Why it matters: It puts on the chopping block a portion of the act that civil rights groups and minority voters have relied on for decades to challenge racially discriminatory redistricting maps.
- The ruling could also carry implications for how other states draw their own congressional maps.
What the Supreme Court is considering in Merrill v. Milligan
- The Supreme Court is weighing Alabama's 2021 congressional redistricting map, drawn by the state's GOP-legislature after the 2020 census.
- The congressional map gave Black voters — about 27% of the state — the majority in just one of the state's seven congressional districts, AP notes.
- The lawsuit filed on behalf of voters argued that the maps violate Section 2 of the Voting Rights Act, which requires that states provide minority voters with "an equal opportunity to participate in the political process," by diluting Black voter strength.
- The state has defended the Republican-drawn map, saying that it is taking a "race neutral" approach to redistricting and it is asking the court to overturn a lower court decision, per AP.
How the Alabama case got to the Supreme Court — and what they're saying
- A three-judge lower court, including two appointees of former President Trump, in January said Alabama's congressional map violated Section 2 of the Voting Rights Act.

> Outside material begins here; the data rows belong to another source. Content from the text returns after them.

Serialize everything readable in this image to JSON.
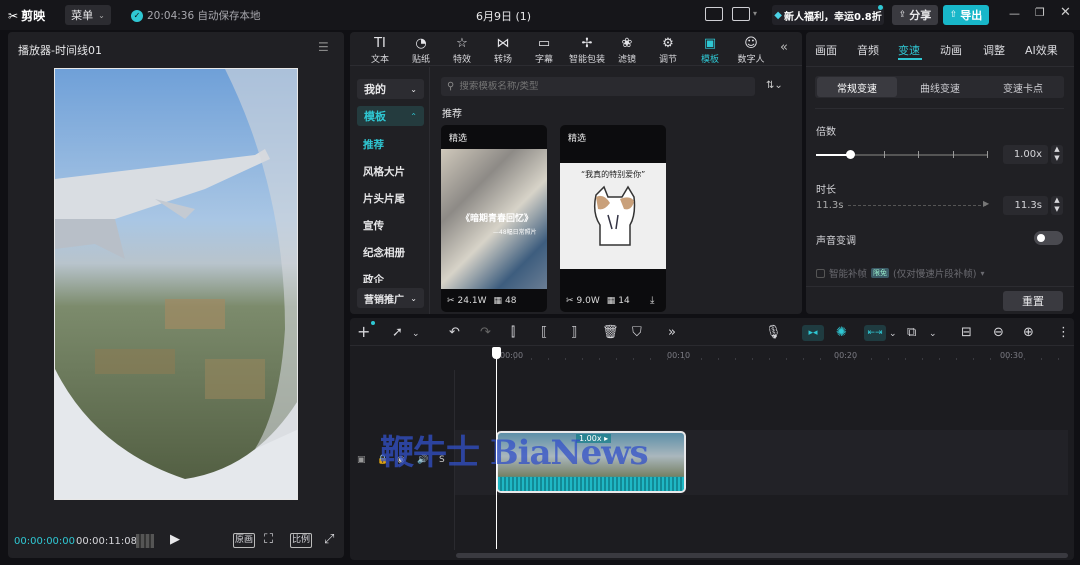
{
  "app": {
    "logo": "剪映",
    "menu": "菜单",
    "autosave": "20:04:36 自动保存本地",
    "project_title": "6月9日 (1)",
    "promo": "新人福利，幸运0.8折",
    "share": "分享",
    "export": "导出"
  },
  "player": {
    "title": "播放器-时间线01",
    "time_current": "00:00:00:00",
    "time_total": "00:00:11:08",
    "btn_original": "原画",
    "btn_ratio": "比例"
  },
  "toolbar": {
    "items": [
      "文本",
      "贴纸",
      "特效",
      "转场",
      "字幕",
      "智能包装",
      "滤镜",
      "调节",
      "模板",
      "数字人"
    ],
    "active": "模板"
  },
  "template": {
    "dropdown_mine": "我的",
    "dropdown_template": "模板",
    "categories": [
      "推荐",
      "风格大片",
      "片头片尾",
      "宣传",
      "纪念相册",
      "政企"
    ],
    "dropdown_marketing": "营销推广",
    "search_placeholder": "搜索模板名称/类型",
    "section_title": "推荐",
    "cards": [
      {
        "badge": "精选",
        "title": "《暗期青春回忆》",
        "subtitle": "—48幅日常照片",
        "uses": "24.1W",
        "clips": "48"
      },
      {
        "badge": "精选",
        "caption": "“我真的特别爱你”",
        "uses": "9.0W",
        "clips": "14"
      }
    ]
  },
  "inspector": {
    "tabs": [
      "画面",
      "音频",
      "变速",
      "动画",
      "调整",
      "AI效果"
    ],
    "active_tab": "变速",
    "segments": [
      "常规变速",
      "曲线变速",
      "变速卡点"
    ],
    "speed_label": "倍数",
    "speed_value": "1.00x",
    "duration_label": "时长",
    "duration_start": "11.3s",
    "duration_value": "11.3s",
    "pitch_label": "声音变调",
    "smart_fill": "智能补帧",
    "smart_fill_badge": "限免",
    "smart_fill_note": "(仅对慢速片段补帧)",
    "reset": "重置"
  },
  "timeline": {
    "ruler": [
      "00:00",
      "00:10",
      "00:20",
      "00:30"
    ],
    "cover": "封面",
    "clip_speed": "1.00x",
    "watermark": "鞭牛士 BiaNews"
  },
  "colors": {
    "accent": "#2fc7d3",
    "bg": "#101014",
    "panel": "#202024",
    "export_btn": "#18b7c9"
  }
}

- "The appropriate remedy is a congressional redistricting plan that includes either an additional majority-Black congressional district, or an additional district in which Black voters otherwise have an opportunity to elect a representative of their choice," the judges said in a 225-page ruling.

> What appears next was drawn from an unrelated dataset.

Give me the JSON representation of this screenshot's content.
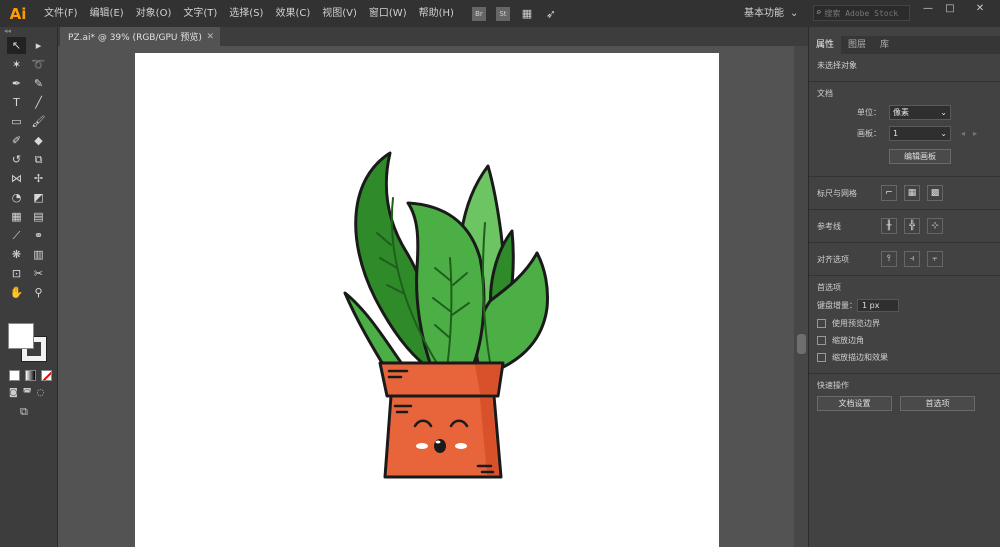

- The state of Alabama asked the Supreme Court to put the lower court hearing on hold while it appealed, which the justices allowed, AP reports.
- The Supreme Court in a 5-4 vote sided with the state, putting on hold the lower court ruling, and allowing the congressional map to stand for the 2022 elections.

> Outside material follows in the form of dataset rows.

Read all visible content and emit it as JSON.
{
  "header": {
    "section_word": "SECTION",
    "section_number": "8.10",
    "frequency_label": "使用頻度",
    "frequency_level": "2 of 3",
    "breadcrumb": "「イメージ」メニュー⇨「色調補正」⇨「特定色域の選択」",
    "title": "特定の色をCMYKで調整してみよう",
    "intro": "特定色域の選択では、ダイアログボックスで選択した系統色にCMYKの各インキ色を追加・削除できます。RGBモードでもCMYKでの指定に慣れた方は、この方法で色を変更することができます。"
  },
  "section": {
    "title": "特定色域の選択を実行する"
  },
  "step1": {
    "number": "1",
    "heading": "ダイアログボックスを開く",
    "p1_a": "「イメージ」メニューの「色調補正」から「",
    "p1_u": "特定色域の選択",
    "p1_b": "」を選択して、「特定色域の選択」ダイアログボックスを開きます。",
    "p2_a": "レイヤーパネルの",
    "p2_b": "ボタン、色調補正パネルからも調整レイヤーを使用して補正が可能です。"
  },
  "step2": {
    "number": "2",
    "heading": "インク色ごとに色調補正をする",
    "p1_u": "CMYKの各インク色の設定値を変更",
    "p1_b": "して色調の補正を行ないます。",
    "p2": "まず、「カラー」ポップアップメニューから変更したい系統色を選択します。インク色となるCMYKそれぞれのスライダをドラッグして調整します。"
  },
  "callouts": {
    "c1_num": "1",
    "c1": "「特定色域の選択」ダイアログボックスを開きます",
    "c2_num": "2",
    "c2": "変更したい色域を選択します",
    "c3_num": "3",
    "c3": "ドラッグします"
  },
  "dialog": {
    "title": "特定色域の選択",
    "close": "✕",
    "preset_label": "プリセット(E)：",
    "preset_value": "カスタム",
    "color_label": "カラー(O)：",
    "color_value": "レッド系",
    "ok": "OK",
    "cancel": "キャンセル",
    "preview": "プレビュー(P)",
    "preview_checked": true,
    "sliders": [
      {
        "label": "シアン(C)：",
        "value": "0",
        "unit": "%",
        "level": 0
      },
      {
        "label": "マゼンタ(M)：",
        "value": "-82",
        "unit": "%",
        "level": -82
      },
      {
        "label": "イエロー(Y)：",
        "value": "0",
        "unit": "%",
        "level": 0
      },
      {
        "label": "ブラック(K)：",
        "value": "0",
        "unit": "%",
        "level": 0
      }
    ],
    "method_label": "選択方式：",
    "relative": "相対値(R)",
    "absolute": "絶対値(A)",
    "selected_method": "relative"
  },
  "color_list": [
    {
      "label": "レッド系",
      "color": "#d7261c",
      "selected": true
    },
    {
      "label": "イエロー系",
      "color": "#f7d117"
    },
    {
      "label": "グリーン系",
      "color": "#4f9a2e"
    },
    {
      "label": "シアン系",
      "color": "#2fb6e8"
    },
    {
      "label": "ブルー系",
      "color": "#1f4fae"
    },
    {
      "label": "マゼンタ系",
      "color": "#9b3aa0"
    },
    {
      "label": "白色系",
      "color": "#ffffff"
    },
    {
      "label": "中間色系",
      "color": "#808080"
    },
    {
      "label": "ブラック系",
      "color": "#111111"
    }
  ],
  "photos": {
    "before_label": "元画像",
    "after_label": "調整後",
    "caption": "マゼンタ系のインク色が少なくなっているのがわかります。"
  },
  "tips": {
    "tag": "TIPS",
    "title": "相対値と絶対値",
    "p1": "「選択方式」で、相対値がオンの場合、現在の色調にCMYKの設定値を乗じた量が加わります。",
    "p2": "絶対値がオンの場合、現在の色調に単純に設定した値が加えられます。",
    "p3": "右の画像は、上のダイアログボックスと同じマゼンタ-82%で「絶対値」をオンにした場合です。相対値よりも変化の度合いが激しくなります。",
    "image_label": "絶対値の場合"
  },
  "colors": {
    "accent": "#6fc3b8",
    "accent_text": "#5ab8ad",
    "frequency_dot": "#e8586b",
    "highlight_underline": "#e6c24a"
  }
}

- Supreme Court Justice Elena Kagan, with Justices Stephen Breyer and Sonia Sotomayor, dissented from the ruling, writing that “[it] forces Black Alabamians to suffer what under” the Voting Rights Act "is clear vote dilution."
Implications of the court's decision on the Voting Rights Act
- Civil rights groups and minority voters have relied on Section 2 of the Voting Rights Act to dispute racially discriminatory maps, per the liberal-leaning Brennan Center for Justice.
- Parts of the 1965 Voting Rights Act has been weakened by the Supreme Court at least two times over the last decade.
In 2013, the court eliminated a provision of the act that required oversight of any changes to election laws in some states with a history of discrimination in voting, per AP.
- And last year, the court upheld voting laws that critics said made it more difficult to bring cases under Section 2, per AP.
- The most immediate impacts of the Supreme Court's decision in Merrill v. Milligan could be in Georgia and Louisiana, where courts have already found that Section 2 requires redrawing of congressional maps, per the Brennan Center.